The role health clubs play in addressing the mental health crisis and how you can help.
According to the National Alliance on Mental Illness, one in every five adults in the U.S. experience mental illness.
The COVD-19 pandemic left people feeling isolated, created delaying or cancelations in doctor’s appointments, and 4.9 million people were unable to access care they needed for their mental health. Many have named this mental health crisis the second pandemic.
Gyms can play a crucial role in the mental health crisis. In June 2021, the John W. Brick Foundation released their Move Your Mental Health Report. Out of 1,158 studies examined, 89% found a positive association between physical activity or exercise and mental health.
“I think the important change in words is not, ‘How can clubs incorporate,’ but ‘How must clubs incorporate mental health within their clubs,’” said Kevin McHugh, the COO of The Atlantic Club. “Unfortunately, mental illness and mental concerns are the fastest growing area in the medical fitness realm — not only in our nation, but also with our own members who are living with more anxiety and stress than prior generations.”
McHugh shared it’s also important for clubs to understand what they do every day, and to promote moving and exercise as not only being good for members’ cardiovascular wellness, but also, more importantly, for their mental health. “To quote Rudy Fabiano, an industry legend, regarding the role of exercise in mental health, ‘You are only five minutes away from a great mood,’” explained McHugh. “Exercise is the magic pill for mental wellness and there is no better market sector than health and fitness clubs to deliver this solution.”
A great place to start is by looking at what programming you are offering to your members.
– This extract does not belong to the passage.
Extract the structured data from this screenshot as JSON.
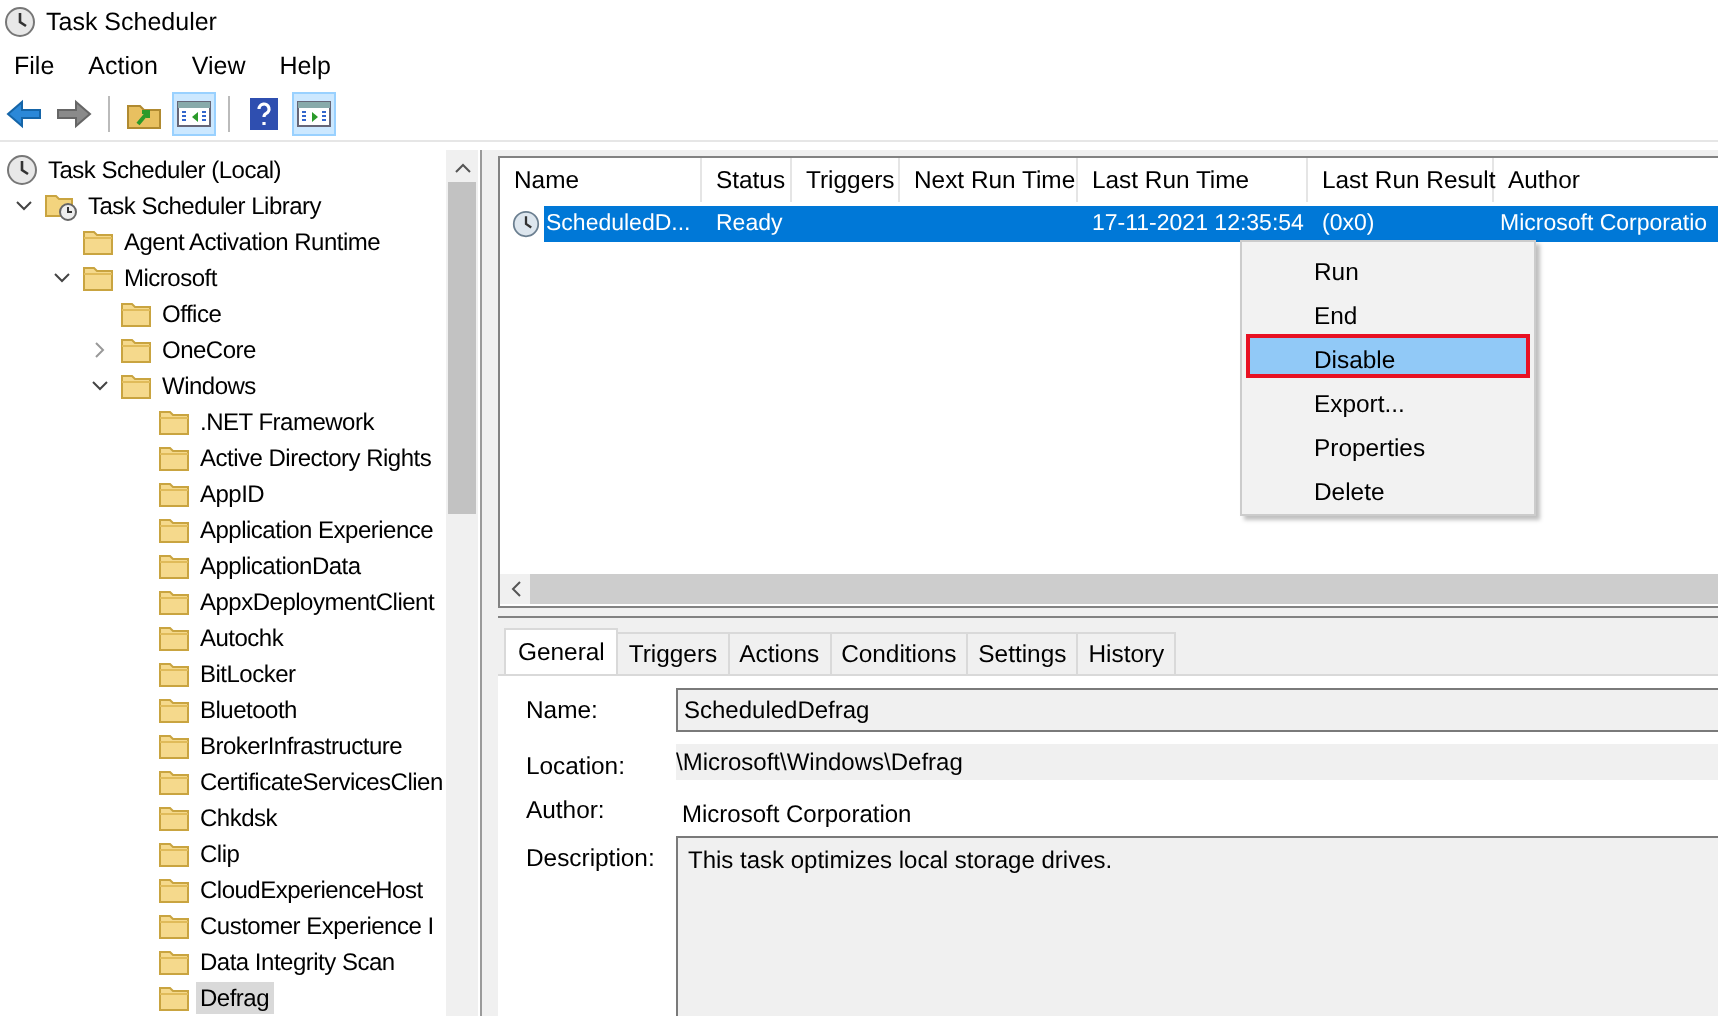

“Clubs can offer more yoga, meditation, Pilates and stretch classes, and highlight them or market them as stress relievers to balance and complement rigorous workout routines,” said Tonya Jacobs, the general manager of Mercedes Club. “Clubs can also bring in mental health experts and offer complimentary lectures or blogs for their members about the benefits of exercise and its mental health gains.”
At Mercedes Club they offer guided meditation classes with no movement required, just stillness. They have also added private sound bath healing meditation sessions for members. “If your club offers spa services, like massage, you can highlight its benefits for mental and physical wellbeing,” said Jacobs. “Social gatherings and events like trivia and game nights can also contribute to a sense of community and belonging and create camaraderie and improve social wellness between members.”
Many clubs are already offering programs that successfully address solutions for individuals impacted by mental health concerns. However, McHugh said many clubs are not aware they already have many of the tools for a mental health offering of programs within their group exercise portfolio.
“For example, many health and fitness clubs offer mind/body classes as well as specialty group exercise classes which may simply require also addressing the positive benefits these classes can provide individuals that may be having mental concerns or struggling with a form of mental illness,” explained McHugh. “Health and fitness clubs simply need to consider repackaging their marketing message to better meet the needs of those impacted with mental illness — requiring little to zero costs.”
Moreover, McHugh stated he believes health and fitness centers will be addressing mental health for the future. For him, mental health isn’t a fad or a problem that was caused by the pandemic, rather, the pandemic made it easier to talk more freely about.
As society is moving at higher rates of change than ever before in history, McHugh said the role of health and fitness centers will become more important. The industry has the programs and can deliver the needed outcomes that allow individuals to learn how to successfully address their personal needs.
“Health and fitness clubs need to be at the forefront of leading the discussions around mental illness to mental strength and be a strong advocate in destigmatizing the perceptions surrounding mental illness in our communities,” said McHugh. “Our industry needs to understand the power it has in changing the world for those living with mental concerns every day. I encourage all clubs to get in this discussion with their members in 2022 and ask how they can help.”